Washington Examiner

The Forgotten Women Writers of the Shakespear­ean Era

- By Diane Scharper

In a worst-case scenario, Virginia Woolf said, Renaissanc­e women writers would wind up like Judith, Shakespear­e’s sister, who, although she was as clever and talented as her older brother, did not amount to anything. Feeling depressed and rejected, she killed herself.

But Woolf was wrong. Shakespear­e had a daughter named Judith. His sister was Joan, and there’s no indication that either woman was suicidal or inclined to write. “Woolf’s doomed vision of women writers in the 15th and 16th century Europe was horribly mistaken,” according to Ramie Targoff. Her latest book, Shakespear­e’s Sisters: How Women Wrote the Renaissanc­e, focuses on successful women writers who lived from about 1450 to 1650.

Often, they began writing because of a pivotal experience, such as a religious conversion, a death in the family, a divorce, being disinherit­ed, or being unjustly treated.
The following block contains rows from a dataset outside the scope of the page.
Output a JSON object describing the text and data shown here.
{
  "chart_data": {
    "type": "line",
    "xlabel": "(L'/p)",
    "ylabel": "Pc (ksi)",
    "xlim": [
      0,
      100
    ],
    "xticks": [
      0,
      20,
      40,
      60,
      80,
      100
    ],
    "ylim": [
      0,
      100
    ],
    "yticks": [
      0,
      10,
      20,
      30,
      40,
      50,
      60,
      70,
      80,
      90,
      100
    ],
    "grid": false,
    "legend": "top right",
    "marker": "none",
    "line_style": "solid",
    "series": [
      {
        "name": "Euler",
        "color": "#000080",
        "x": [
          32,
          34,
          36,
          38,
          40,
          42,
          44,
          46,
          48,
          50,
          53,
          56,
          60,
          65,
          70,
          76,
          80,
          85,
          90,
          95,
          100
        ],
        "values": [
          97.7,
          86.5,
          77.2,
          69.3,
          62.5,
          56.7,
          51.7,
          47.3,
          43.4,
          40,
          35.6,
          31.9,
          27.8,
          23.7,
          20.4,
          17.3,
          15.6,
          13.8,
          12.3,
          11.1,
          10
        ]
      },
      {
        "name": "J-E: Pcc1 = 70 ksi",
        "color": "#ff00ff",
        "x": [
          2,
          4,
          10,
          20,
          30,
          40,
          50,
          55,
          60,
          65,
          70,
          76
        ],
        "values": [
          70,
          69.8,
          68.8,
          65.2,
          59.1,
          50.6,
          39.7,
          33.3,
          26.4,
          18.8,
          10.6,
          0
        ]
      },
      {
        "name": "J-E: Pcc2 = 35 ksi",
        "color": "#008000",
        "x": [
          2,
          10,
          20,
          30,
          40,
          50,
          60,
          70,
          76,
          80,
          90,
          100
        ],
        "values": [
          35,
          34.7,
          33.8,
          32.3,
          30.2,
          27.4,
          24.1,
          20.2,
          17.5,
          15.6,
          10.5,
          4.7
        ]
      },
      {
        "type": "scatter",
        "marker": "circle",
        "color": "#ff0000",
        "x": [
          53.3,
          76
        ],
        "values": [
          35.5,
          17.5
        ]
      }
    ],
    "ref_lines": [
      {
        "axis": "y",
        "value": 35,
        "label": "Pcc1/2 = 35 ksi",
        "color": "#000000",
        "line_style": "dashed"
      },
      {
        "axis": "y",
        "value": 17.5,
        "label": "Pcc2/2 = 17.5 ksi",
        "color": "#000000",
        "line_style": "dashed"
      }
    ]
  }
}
Ultimately, these women had a message, Targoff says, and were determined to express it.

They lived during a time when women were not educated and were mostly illiterate. Only women at the highest level of society, such as Henry VIII’s daughters, Elizabeth and Mary, received an education. A few wealthy women had tutors who taught them to read, write, play music, paint, and dance. But even wealthy women were considered their husbands’ property and were told to keep quiet and let their husbands (whom they called “my lord”) do the talking. Women often tried to hide their work or their names as authors. Only a few sought to be published. Making the situation more difficult, all English books had to be approved by the Anglican Church. Any book that went against the party line was either confiscate­d or destroyed.